School closed. Benjamin rose like a statue. He stood silent for a time and looked at the slanting sun and the dreamy afternoon glories of the glaciers, then moved silently out of the door. The old chief met him in the opening, and saw the hurt and troubled look in his face.
"What have you been doing to my boy?" he said to the master. "Has he not been good?"
"Very good; I like him," said Mr. Mann. "He is trying to be good here," pointing to his heart. "The good in him will grow. I will help him."
The old chief and the boy walked away slowly out of the shadows of the great trees and up the cool trail. The tall master followed them with his eye. In the departing forms he saw a picture of the disappearing race. He knew history well, and how it would repeat itself on the great plateau and amid the giant forests of the Oregon.
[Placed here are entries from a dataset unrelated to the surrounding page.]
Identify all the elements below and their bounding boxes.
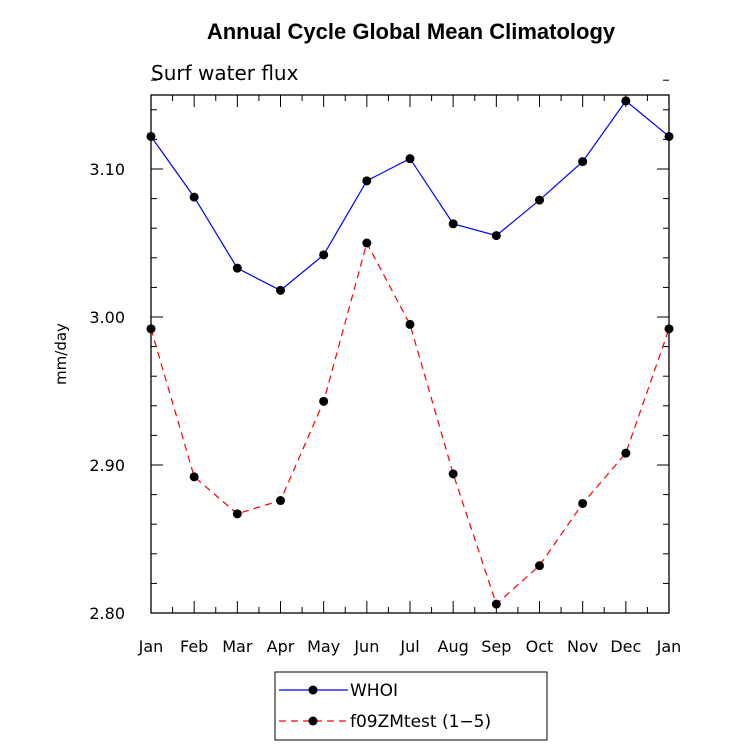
x-tick-label: May	[307, 637, 340, 656]
series-0-point	[621, 96, 631, 106]
x-tick-label: Mar	[222, 637, 253, 656]
x-tick-label: Jan	[656, 637, 682, 656]
series-0-point	[448, 219, 458, 229]
series-1-point	[491, 599, 501, 609]
series-0-point	[491, 231, 501, 241]
series-1-point	[232, 509, 242, 519]
series-0-point	[362, 176, 372, 186]
series-0-point	[664, 131, 674, 141]
y-axis-label: mm/day	[52, 323, 70, 385]
legend-label-whoi: WHOI	[350, 681, 398, 701]
series-1-point	[664, 324, 674, 334]
series-1-point	[405, 319, 415, 329]
x-tick-labels: Jan Feb Mar Apr May Jun Jul Aug Sep Oct Nov Dec Jan	[138, 637, 682, 656]
series-layer	[146, 96, 674, 609]
series-0-point	[146, 131, 156, 141]
x-tick-label: Oct	[526, 637, 554, 656]
x-tick-label: Dec	[610, 637, 641, 656]
chart-title: Annual Cycle Global Mean Climatology	[207, 19, 616, 44]
plot-frame	[150, 94, 670, 614]
y-tick-label: 3.10	[89, 160, 125, 179]
chart-subtitle: Surf water flux	[151, 61, 299, 85]
series-0-point	[232, 263, 242, 273]
y-tick-label: 2.90	[89, 456, 125, 475]
legend: WHOI f09ZMtest (1−5)	[274, 671, 548, 741]
y-tick-label: 3.00	[89, 308, 125, 327]
legend-box	[274, 671, 548, 741]
x-tick-label: Jan	[138, 637, 164, 656]
y-tick-label: 2.80	[89, 604, 125, 623]
series-0-point	[276, 285, 285, 295]
x-tick-label: Jul	[399, 637, 419, 656]
series-1-point	[535, 561, 544, 571]
x-tick-label: Nov	[567, 637, 598, 656]
series-0-point	[189, 192, 199, 202]
series-line-1	[150, 241, 670, 606]
legend-marker-whoi	[308, 685, 318, 695]
series-0-point	[319, 250, 329, 260]
y-tick-labels: 2.80 2.90 3.00 3.10	[89, 160, 125, 623]
x-tick-label: Sep	[481, 637, 511, 656]
series-1-point	[362, 238, 372, 248]
series-1-point	[189, 472, 199, 482]
series-1-point	[146, 324, 156, 334]
legend-marker-f09zmtest	[308, 716, 318, 726]
x-tick-label: Aug	[438, 637, 469, 656]
series-1-point	[448, 469, 458, 479]
series-1-point	[621, 448, 631, 458]
series-1-point	[578, 498, 588, 508]
legend-label-f09zmtest: f09ZMtest (1−5)	[350, 712, 491, 732]
series-line-0	[150, 100, 670, 292]
x-tick-label: Jun	[353, 637, 379, 656]
x-tick-label: Apr	[267, 637, 295, 656]
series-1-point	[276, 496, 285, 506]
series-0-point	[405, 154, 415, 164]
x-tick-label: Feb	[180, 637, 208, 656]
series-1-point	[319, 396, 329, 406]
series-0-point	[578, 157, 588, 167]
series-0-point	[535, 195, 544, 205]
He felt that the old man was probably one of the last great chiefs of the Umatillas.
On one of the peninsulas of the Oregon, the so-called Islands of the Dead, the old warriors of the tribes were being gathered by the plagues that had come to the territories and tribal regions ever since the Hudson Bay Company established its posts on the west of the mountains, and Astoria had been planted on the great river, and settlers had gathered in the mountain-domed valley of the Willamette. Wherever the white sail went in the glorious rivers, pestilence came to the native tribes. The Indian race was perceptibly vanishing. Only one son of seven was left to Umatilla. What would be the fate of this boy?